American Depositary Receipts of Canon Inc., the camera maker that gets about 80 percent of sales outside Japan, rose 1 percent. Komatsu Ltd., a Japanese maker of construction equipment that gets a quarter of its revenue in the Americas, gained 1.3 percent. Alacer Gold Corp. dropped 5.9 percent in Sydney as the price of the precious metal retreated.
Futures on Japan’s Nikkei 225 Stock Average expiring in June closed at 12,170 in Chicago yesterday, up from 12,030 at the close in Osaka, Japan. They were bid in the pre-market at 12,160 in Osaka at 8:05 a.m. local time. Australia’s S&P/ASX 200 Index rose 0.4 percent and New Zealand’s NZX 50 Index advanced 0.2 percent.
“The U.S. economy does look better and the problems in Europe look a little less scary,” said Shane Oliver, Sydney-based head of investment strategy at AMP Capital Investors Ltd., which has $126 billion under management. “It’s probably more of a buying opportunity for equities and I’d caution about getting too bearish. Fears regarding Cyprus are fading.”
Orders placed with U.S. factories rose the most in five months in February, boosted by a pickup in demand for motor vehicles and commercial aircraft, a Commerce Department report showed yesterday.
The Cypriot government completed talks on the terms for aid with the so-called troika of officials representing the International Monetary Fund, the European Central Bank and the European Union. The accord, granting two extra years to implement measures linked to the island’s bailout, will be discussed at a euro working group meeting of finance officials on April 4.
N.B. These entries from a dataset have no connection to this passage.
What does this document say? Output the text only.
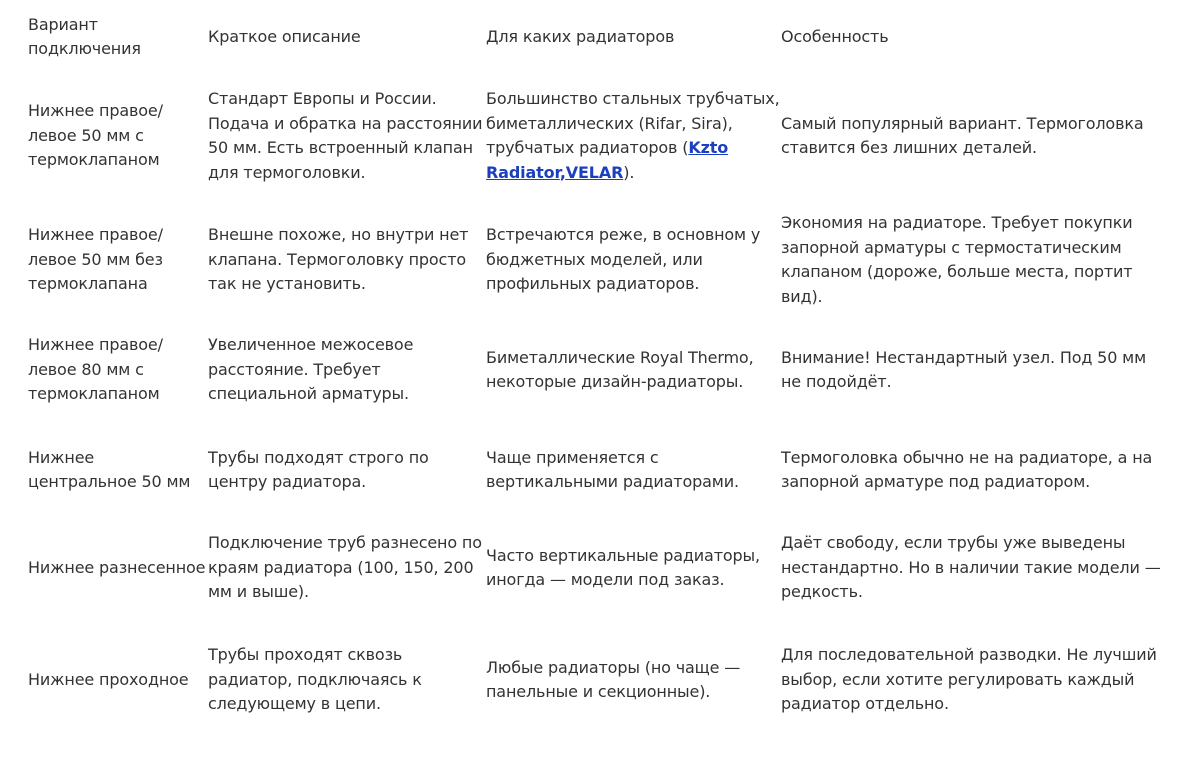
Вариант подключения
Краткое описание	Для каких радиаторов	Особенность
Нижнее правое/ левое 50 мм с термоклапаном
Стандарт Европы и России. Подача и обратка на расстоянии 50 мм. Есть встроенный клапан для термоголовки.
Большинство стальных трубчатых, биметаллических (Rifar, Sira), трубчатых радиаторов (Kzto Radiator,VELAR).
Самый популярный вариант. Термоголовка ставится без лишних деталей.
Нижнее правое/ левое 50 мм без термоклапана
Внешне похоже, но внутри нет клапана. Термоголовку просто так не установить.
Встречаются реже, в основном у бюджетных моделей, или профильных радиаторов.
Экономия на радиаторе. Требует покупки запорной арматуры с термостатическим клапаном (дороже, больше места, портит вид).
Нижнее правое/ левое 80 мм с термоклапаном
Увеличенное межосевое расстояние. Требует специальной арматуры.
Биметаллические Royal Thermo, некоторые дизайн-радиаторы.
Внимание! Нестандартный узел. Под 50 мм не подойдёт.
Нижнее центральное 50 мм
Трубы подходят строго по центру радиатора.
Чаще применяется с вертикальными радиаторами.
Термоголовка обычно не на радиаторе, а на запорной арматуре под радиатором.
Нижнее разнесенное
Подключение труб разнесено по краям радиатора (100, 150, 200 мм и выше).
Часто вертикальные радиаторы, иногда — модели под заказ.
Даёт свободу, если трубы уже выведены нестандартно. Но в наличии такие модели — редкость.
Нижнее проходное
Трубы проходят сквозь радиатор, подключаясь к следующему в цепи.
Любые радиаторы (но чаще — панельные и секционные).
Для последовательной разводки. Не лучший выбор, если хотите регулировать каждый радиатор отдельно.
The MSCI Asia Pacific Index, the benchmark regional equities gauge, yesterday traded at 13.3 times average estimated earnings compared with 14.2 for the Standard & Poor’s 500 Index and 12.7 times for the Stoxx Europe 600 Index, according to data compiled by Bloomberg.
A two-day Bank of Japan policy meeting begins today, the first under the leadership of Haruhiko Kuroda as governor. Kuroda, who said yesterday that bold action is necessary to meet expectations, has indicated that expanded purchases of government bonds will be the main tool for monetary easing.
Futures on the Standard & Poor’s 500 Index gained 0.1 percent. The measure climbed 0.5 percent yesterday after the Commerce Department report showed a 3 percent gain in factory orders and Italian and Spanish bond yields declined.
The Bloomberg China-US Equity Index of the most-traded Chinese shares in the U.S. climbed 0.7 percent in New York yesterday.
Gold tumbled 1.6 percent yesterday, the most in at least a month, as a stronger dollar trimmed demand for the precious metal as an alternative investment.